No había manera de ubicarme. Allí era prácticamente imposible hacerse con la información necesaria para vivir sin meteduras de pata. Cuando me relajaba pensando que ya sabía más o menos por dónde iban los tiros, me daban una noticia nueva que me dejaba totalmente alucinada. Aquel país era como abrir cada día una caja de sorpresas.
Cuando la boda terminó llegó el día de decir adiós. ¿Cuántas veces habré ido al aeropuerto a despedir a alguien? ¿Cuántas veces me han venido a despedir a mí? De nuevo había llegado el momento de constatar lo efímera que es la vida y lo importante que es aprovechar al máximo las oportunidades para estar con los seres queridos, antes de que su ausencia te llene de pesar: se fue mi hermana, mi cuñado, Montse, Rosa. ¡En fin! Se fueron todos. Todavía recuerdo la imagen de Pere Jordi en el aeropuerto, comidito de los nervios porque decía que Montse y las demás mujeres del grupo habían arrasado los mercados de Katmandú comprando un montón de cosas inútiles.
Se marcharon con sobrepeso, pero el exceso lo llevaban también en el alma, porque fueron muchas las emociones que arrastraron; y aunque sí era cierto que las maletas las habían llenado hasta reventar, tuvieron un gran dilema, porque ninguno de ellos sabía qué hacer con sus sentimientos, que les oprimían la garganta al despedirse de nosotros, y les pesaban mucho, aunque no ocupaban ningún lugar.
Volvieron a España con los ojos llenos de imágenes inolvidables. Con el corazón enternecido por los recuerdos. Con el alma repleta de agradecimientos. Se fueron, y me dejaron sola.
Unos días después de la boda Father y Mummy también se marcharon a América para visitar a sus hijos. Para colmo de todos los colmos, Kami también se marchó. Me había casado con un hombre de las montañas y por nada del mundo le podía retener. Me quedó el recuerdo bello del sueño que había vivido, el día que, gracias a él, me convertí en una princesa.
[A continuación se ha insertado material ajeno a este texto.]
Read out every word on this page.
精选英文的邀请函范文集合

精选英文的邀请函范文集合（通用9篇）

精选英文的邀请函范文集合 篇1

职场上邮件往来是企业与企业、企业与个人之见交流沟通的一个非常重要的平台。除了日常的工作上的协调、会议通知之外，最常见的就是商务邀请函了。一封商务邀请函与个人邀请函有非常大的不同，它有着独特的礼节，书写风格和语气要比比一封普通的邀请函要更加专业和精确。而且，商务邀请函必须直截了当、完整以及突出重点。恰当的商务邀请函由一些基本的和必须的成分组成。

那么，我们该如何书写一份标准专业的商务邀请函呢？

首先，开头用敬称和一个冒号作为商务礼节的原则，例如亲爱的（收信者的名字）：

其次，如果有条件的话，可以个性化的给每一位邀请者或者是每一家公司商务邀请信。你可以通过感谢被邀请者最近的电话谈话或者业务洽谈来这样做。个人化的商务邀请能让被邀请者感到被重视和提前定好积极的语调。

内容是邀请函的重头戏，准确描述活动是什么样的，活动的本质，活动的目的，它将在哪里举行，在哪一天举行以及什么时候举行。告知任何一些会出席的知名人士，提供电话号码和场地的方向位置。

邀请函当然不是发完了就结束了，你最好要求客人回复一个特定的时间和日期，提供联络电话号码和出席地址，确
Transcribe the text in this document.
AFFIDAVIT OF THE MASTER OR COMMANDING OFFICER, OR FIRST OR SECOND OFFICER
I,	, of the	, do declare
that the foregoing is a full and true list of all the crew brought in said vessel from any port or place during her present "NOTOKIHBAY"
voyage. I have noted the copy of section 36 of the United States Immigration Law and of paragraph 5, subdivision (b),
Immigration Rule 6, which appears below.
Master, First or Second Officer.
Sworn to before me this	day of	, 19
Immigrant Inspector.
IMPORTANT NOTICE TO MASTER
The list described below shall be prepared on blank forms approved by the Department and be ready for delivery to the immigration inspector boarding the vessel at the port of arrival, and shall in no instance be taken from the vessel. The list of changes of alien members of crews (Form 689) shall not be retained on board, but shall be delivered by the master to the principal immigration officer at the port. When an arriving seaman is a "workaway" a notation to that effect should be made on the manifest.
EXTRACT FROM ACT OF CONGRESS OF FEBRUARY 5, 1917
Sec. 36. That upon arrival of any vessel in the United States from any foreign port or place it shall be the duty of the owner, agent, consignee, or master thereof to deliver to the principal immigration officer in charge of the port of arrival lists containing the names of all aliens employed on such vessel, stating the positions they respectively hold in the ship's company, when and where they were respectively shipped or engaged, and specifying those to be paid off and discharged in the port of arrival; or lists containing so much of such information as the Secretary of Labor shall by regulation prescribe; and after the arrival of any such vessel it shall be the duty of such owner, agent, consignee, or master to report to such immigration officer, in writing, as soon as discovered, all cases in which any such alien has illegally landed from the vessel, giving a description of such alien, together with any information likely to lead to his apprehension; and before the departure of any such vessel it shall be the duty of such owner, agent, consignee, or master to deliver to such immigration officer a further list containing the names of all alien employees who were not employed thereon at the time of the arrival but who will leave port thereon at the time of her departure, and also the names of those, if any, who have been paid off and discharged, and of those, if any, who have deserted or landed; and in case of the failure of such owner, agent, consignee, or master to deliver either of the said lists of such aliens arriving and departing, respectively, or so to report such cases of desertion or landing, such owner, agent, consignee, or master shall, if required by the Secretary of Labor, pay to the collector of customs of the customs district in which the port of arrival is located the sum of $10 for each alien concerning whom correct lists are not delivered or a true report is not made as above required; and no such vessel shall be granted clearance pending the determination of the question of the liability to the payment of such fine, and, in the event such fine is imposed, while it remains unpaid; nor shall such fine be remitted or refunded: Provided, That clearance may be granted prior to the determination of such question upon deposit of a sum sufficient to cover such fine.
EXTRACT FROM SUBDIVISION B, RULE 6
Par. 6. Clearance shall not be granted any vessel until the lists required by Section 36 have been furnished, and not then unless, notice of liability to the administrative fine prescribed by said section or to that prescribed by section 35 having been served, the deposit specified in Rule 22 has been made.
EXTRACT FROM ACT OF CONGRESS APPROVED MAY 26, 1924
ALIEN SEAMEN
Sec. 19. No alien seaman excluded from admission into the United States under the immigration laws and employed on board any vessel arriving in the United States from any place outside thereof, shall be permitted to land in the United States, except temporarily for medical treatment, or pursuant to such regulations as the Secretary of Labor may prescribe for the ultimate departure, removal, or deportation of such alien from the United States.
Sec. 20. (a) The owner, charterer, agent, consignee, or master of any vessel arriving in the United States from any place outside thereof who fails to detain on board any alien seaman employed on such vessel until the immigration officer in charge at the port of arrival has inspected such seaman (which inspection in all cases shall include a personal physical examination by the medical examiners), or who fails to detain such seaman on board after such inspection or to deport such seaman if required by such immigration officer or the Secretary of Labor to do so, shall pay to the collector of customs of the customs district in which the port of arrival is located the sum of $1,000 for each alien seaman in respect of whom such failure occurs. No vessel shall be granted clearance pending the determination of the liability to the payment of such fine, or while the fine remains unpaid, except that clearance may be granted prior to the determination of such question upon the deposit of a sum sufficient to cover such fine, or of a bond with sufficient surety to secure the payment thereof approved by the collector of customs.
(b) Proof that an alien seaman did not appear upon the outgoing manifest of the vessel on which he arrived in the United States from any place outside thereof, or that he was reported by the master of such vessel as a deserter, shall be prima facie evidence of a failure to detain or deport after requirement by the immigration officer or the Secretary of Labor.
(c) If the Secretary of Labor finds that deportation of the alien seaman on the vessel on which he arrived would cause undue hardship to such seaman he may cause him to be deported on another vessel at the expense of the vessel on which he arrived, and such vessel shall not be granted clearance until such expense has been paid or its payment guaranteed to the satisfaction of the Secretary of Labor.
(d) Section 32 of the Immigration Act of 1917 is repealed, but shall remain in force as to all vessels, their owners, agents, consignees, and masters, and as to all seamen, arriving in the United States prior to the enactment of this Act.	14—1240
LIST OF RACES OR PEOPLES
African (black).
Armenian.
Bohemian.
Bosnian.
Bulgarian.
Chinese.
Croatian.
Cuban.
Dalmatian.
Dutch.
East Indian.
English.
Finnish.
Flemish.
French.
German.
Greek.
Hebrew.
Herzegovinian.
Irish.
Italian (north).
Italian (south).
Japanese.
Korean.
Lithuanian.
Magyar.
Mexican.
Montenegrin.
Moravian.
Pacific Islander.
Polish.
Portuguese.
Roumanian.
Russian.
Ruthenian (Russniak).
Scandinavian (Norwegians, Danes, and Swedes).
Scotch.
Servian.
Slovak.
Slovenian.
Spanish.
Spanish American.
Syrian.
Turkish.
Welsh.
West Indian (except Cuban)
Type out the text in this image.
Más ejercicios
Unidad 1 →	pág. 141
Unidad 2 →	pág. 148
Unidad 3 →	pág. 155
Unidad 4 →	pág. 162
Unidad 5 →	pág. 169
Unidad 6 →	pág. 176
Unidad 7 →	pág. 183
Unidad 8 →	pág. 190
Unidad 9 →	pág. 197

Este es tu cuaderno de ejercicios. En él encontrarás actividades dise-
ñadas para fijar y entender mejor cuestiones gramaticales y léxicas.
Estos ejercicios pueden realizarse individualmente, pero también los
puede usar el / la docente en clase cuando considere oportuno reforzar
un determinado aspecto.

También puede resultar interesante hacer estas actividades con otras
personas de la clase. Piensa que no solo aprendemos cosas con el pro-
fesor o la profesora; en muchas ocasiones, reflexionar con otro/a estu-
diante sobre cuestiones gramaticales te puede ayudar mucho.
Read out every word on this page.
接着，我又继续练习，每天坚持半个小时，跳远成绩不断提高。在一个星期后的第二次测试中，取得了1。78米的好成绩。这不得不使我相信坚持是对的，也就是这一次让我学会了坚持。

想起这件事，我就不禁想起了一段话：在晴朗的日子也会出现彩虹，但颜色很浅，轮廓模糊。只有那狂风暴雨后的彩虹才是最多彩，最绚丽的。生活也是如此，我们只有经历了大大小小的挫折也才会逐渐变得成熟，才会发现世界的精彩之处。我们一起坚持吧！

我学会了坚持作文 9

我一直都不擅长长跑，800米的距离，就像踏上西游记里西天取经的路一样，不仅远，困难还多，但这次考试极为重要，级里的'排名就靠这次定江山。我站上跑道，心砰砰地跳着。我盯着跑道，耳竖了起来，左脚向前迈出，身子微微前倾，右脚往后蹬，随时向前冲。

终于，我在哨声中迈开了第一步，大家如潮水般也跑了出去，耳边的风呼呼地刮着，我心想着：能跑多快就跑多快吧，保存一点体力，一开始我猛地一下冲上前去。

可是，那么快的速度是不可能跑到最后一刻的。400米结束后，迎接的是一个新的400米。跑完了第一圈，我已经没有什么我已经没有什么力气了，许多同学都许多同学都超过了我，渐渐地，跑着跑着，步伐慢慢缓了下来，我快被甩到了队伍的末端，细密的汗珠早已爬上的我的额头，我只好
Pero el cuento de hadas había terminado y ahora me tocaba afrontar otra realidad. La soledad de las noches me dolía y me exasperaba ver que tenía que compartir a mi marido con rivales mucho más fuertes que yo. Las montañas del Himalaya despuntaban como gigantes en la lejanía y siempre me ganaban la batalla. Estábamos a principios de septiembre, había llegado la temporada de los trekkings; él acudía fiel a su cita y se perdía entre la espesura de las selvas tropicales, recorriendo el cuerpo salvaje y el follaje exótico de sus amantes, mientras yo me quedaba allí.